A Debt to Dinosaurs
The Artistic Evolution, So Far, of Owen Bissex
by Ricka McNaughton
A childhood fascination with prehistoric creatures is not that uncommon, but for Plainfield native Owen Bissex, it may have contributed to some tall successes in later life. Soon out of college, Owen was tapped to help create one of the world's largest, anatomically accurate model dinosaurs. The long-necked brachiosaurus, built for the Indianapolis Children's Museum, measures 70 feet from nose to tail and rears magnificently on its hind legs to a height of 50 feet. Owen's dinosaur dreams began early. Around the age of 5, he held up a picture he had drawn of himself and declared a firm intention to become, in his precise words, "a paleontologist when I grow up." Well, that didn't happen.
Instead, Owen became a superb artist who happened to have in his back pocket a fine grasp of how dinosaurs are made. For years he had studied their enchanting characteristics - their skeletal frames and boney plates, their skin, scales and hide, muscular contours, talons, tusks, and teeth. Early on, Owen taught himself to see, or perhaps already saw, the natural world on a very particular level. Much of his drawing and sculpture today owes something to the architectural mysteries of living things and the biological ties that bind them. "If you think about it," Owen said, "all life today has an unbroken line of origin to the life forms of millions of years ago. We're here because they once lived."
Owen, now 27, is a Twinfield Union School alum whose artistic world widened appreciably as a student there. "One of the best things," said Owen, "was the amount of latitude I had for independent study." With the help of art teacher Jan Danziger, Owen also was able to participate for part of one summer in an early college study program based in Italy. There he found himself powerfully drawn to the masters of the High Renaissance period. That reverence, mixed with Owen's naturally painstaking, unhurried work process, took Owen forward and made him a talent not widely seen in today's jumpy under-thirty art world.
Owen went on to earn a BFA at the Maine College of Art. Soon after, he landed a dream job at Staab Studios in Kansas City, MO, where, as an assistant to the studio owner, Owen helped craft natural history and prehistoric life models for museums, educational institutions and other settings. His work there involved him in projects for such prestigious clients as the Smithsonian Institute and the National Geographic Society.
"For me," said Owen, "a mark of a successful piece is that it seems comfortable in its own skin." In one instance, the skin in question was that of a rather short, age-darkened, somewhat shrouded, and considerably shriveled human more than 3,000-years old. This was another Staab Studios job, and it came from the Egyptian Government. They wanted a precise replica of the mummy of Tutankhamun to enliven an exhibit of artifacts soon to embark on a new world tour. For this exacting project, cutting edge technology was the order of the day. The real mummy first underwent sophisticated medical imaging, computer modeling and a 3D printing process. Using that output, Owen helped complete the very particular finish work that would bring the figure of the Boy King alive in death.
Owen's work today includes handsome pieces of figure sculpture, drawing and studies of many kinds. Some involve realism, others less so. Many of his pieces have whimsical or allegorical components. Owen does some figures he calls, simply, "monster stuff." They include creatures that Darwinism couldn't rationally explain, and art doesn't have to.
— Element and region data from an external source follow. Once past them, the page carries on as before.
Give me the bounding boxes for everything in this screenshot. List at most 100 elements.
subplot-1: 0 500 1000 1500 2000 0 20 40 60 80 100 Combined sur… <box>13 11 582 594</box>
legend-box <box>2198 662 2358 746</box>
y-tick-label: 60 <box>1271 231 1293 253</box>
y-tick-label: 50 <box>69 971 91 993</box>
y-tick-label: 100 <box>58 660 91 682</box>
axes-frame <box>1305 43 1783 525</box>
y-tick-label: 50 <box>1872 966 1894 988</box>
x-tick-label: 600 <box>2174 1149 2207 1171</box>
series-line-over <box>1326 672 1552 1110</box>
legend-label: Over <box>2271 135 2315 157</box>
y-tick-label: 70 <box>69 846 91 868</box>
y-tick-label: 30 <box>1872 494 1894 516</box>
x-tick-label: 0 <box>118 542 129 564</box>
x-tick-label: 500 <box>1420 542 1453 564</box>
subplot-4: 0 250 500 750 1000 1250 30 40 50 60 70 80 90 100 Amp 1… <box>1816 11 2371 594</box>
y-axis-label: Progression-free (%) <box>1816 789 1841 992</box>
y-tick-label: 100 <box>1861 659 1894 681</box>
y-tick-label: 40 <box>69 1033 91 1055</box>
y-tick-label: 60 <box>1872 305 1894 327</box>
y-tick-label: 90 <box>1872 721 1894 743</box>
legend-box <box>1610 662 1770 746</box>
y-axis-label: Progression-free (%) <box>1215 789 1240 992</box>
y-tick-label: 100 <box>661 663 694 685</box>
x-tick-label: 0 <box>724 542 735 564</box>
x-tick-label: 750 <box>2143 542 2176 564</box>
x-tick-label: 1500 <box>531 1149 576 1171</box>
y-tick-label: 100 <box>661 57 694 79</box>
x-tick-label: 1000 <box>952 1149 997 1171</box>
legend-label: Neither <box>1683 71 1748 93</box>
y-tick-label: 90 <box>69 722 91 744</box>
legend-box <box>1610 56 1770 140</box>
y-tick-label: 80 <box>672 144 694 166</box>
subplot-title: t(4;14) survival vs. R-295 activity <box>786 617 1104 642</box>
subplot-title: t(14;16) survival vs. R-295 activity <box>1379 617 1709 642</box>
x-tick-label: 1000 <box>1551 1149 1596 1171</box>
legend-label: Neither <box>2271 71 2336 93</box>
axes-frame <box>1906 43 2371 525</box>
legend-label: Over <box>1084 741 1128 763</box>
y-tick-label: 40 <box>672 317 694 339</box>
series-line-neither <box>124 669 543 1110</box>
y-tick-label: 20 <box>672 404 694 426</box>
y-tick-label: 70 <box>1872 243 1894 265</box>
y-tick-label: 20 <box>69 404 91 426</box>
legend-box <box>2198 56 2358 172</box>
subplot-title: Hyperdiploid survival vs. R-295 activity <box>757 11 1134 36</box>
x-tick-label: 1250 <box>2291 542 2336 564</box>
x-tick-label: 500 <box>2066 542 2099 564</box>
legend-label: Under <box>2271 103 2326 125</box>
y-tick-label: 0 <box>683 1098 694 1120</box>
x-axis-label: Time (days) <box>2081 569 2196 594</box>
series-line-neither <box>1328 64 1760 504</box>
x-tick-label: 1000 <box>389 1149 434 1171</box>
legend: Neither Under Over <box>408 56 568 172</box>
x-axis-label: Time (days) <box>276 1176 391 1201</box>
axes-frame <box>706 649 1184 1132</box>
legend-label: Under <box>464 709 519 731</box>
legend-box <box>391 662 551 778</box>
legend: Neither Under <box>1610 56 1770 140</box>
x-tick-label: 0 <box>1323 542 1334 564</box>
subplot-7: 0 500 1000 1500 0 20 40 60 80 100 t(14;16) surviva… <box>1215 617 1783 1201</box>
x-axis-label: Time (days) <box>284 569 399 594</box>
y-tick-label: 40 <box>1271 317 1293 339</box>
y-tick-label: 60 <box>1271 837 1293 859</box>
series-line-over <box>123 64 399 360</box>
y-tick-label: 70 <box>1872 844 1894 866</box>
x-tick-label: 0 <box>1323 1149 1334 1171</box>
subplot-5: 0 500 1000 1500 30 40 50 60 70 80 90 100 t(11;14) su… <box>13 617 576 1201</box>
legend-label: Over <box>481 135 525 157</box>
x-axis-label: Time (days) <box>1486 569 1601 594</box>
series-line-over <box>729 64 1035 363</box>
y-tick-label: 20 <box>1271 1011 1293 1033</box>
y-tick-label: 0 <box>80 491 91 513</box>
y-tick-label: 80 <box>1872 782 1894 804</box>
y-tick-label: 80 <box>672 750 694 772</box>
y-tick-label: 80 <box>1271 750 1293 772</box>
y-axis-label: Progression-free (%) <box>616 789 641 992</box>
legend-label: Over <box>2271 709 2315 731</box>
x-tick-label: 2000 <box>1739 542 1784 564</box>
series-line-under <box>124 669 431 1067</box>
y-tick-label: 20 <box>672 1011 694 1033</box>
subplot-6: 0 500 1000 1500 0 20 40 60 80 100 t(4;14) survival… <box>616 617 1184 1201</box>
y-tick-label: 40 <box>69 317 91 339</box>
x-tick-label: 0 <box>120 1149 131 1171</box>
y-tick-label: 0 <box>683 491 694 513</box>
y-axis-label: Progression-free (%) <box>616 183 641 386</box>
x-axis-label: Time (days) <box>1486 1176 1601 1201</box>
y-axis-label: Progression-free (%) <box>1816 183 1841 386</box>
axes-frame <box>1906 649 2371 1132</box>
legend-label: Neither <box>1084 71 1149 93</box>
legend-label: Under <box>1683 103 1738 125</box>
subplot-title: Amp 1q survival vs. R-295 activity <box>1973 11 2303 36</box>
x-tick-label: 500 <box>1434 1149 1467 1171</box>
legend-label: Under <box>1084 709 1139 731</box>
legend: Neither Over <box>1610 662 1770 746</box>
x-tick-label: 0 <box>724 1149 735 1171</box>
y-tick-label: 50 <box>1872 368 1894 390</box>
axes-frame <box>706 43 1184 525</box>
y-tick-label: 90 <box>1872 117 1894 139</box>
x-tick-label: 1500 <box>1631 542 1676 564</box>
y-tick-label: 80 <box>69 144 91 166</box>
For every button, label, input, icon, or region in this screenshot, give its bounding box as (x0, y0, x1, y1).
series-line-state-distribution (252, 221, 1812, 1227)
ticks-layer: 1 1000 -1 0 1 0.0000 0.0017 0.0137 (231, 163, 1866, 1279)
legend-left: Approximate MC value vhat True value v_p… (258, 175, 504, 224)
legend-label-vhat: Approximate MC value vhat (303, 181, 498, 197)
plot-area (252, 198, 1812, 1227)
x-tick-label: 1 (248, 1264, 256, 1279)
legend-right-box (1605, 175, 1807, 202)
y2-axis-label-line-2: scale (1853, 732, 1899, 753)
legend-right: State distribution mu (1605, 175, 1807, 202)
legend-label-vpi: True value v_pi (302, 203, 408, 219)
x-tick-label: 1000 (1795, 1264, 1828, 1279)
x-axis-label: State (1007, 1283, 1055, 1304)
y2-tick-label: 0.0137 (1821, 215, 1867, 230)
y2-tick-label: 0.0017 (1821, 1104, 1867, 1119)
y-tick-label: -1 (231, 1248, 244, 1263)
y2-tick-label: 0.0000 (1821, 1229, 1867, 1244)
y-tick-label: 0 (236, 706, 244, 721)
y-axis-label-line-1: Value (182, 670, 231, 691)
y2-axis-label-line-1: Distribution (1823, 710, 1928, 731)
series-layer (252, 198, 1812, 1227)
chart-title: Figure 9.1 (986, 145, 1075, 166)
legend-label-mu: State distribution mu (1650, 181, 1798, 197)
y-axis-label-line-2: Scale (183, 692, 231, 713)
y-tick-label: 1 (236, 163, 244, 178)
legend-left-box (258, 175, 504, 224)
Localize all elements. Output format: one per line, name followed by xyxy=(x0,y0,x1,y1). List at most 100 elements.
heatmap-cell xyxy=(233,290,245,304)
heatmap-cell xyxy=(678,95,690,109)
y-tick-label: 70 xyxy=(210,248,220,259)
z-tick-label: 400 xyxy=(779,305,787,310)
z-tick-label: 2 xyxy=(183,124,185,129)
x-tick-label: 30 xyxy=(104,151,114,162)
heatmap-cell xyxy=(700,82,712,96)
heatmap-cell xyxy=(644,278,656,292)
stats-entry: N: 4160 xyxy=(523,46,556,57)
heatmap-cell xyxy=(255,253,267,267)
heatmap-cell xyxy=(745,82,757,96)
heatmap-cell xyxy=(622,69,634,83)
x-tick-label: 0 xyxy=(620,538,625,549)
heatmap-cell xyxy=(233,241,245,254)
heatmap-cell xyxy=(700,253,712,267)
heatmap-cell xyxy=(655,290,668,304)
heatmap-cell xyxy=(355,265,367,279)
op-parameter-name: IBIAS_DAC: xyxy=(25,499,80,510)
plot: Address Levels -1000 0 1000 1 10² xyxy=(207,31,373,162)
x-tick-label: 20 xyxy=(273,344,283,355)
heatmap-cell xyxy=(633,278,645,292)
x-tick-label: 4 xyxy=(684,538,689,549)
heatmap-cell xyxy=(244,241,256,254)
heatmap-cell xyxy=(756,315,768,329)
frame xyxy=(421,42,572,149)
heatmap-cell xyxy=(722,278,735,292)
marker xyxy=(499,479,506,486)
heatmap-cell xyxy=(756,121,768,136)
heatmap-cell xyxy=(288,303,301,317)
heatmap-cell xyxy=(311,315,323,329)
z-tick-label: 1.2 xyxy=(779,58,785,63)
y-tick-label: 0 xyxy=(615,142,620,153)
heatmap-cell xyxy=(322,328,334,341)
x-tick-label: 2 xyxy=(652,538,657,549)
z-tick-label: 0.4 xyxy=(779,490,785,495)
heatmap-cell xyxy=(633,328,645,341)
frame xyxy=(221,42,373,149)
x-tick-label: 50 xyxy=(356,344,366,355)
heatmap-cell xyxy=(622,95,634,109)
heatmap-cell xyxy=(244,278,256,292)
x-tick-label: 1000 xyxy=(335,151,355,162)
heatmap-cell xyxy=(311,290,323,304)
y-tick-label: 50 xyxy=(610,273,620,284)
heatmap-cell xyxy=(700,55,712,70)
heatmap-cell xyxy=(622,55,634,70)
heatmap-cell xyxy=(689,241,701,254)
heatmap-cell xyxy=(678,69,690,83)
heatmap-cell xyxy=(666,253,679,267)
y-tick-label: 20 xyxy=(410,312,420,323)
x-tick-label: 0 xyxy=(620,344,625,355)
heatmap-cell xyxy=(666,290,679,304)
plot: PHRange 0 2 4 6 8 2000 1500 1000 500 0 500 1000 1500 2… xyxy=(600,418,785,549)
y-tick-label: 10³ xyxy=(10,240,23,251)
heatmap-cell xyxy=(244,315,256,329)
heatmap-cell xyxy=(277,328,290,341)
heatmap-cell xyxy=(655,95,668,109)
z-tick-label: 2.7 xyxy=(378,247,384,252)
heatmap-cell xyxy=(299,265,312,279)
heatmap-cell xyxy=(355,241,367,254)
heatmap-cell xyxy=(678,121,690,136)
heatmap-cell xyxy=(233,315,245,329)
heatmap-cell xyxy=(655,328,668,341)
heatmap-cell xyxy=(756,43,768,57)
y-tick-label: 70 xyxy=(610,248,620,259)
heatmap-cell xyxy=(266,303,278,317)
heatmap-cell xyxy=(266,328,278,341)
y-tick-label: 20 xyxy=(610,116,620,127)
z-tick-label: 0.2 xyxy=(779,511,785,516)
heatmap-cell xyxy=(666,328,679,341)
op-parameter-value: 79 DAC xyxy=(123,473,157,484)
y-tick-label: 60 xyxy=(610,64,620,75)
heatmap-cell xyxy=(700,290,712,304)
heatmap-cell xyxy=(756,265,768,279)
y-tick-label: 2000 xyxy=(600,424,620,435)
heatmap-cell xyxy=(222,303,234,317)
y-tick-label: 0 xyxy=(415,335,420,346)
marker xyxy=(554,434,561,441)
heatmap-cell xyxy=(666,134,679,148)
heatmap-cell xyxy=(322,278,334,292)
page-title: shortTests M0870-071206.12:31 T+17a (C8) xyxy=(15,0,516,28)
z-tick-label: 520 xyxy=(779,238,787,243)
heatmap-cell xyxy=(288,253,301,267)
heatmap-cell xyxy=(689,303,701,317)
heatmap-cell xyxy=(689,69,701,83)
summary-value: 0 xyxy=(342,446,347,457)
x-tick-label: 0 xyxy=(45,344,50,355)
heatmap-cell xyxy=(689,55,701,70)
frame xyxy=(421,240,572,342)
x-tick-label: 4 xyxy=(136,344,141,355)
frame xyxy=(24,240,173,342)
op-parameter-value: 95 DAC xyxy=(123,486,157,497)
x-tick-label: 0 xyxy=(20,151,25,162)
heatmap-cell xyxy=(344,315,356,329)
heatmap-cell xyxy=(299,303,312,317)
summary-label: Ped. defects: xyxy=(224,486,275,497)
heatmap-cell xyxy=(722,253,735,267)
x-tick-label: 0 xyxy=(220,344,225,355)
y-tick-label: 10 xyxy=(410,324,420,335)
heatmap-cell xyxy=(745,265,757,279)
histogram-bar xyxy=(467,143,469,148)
This summer, Owen is working out of a studio in the corner of a barn at the home of his parents, Karl Bissex and Mary Trerice. Sometimes he'll just take a walk in the woods in search of fodder for an artistic idea. "There are so many themes in nature that are ubiquitous," he noted. "Whether or not a piece resembles the original source is not always important…Rather than be didactic, I try to be responsive."
Owen once made a stylized sculpture of a massive snapping turtle that you could call an artistic response to an encounter he had with the real thing. He had come upon the live turtle in the middle of a road, and concerned that it might get run over, Owen stopped and held out a stick, knowing the turtle would latch on with it powerful jaws. He then maneuvered the beast to a safer place. Owen dismisses the sculpture as a freshman exercise. But the primeval-looking creature, displayed these days in the Bissex family living room, has some very catchy opposing qualities. Overall, it has a steely-eyed, don't-mess-with-me aura. But by some elegant trick of stance and sculptural tension, it also looks vulnerable. As though it just caught the merest wind of something frightful and wholly beyond reckoning.
Knowing the backstory, you could imagine that the snapper senses a tipping point coming -- maybe even in a metaphorical sense. Nothing in its ancient bag of survival tools, so perfectly adequate for the last several eons, has equipped it to tangle with automobiles, or to weather for too much longer the habitat pressures that come of sharing the planet with modern humans. It may not have been the artist's intention to exploit that subject matter. But sometimes, in the presence of suitably evolved talent, the subject will exploit the artist.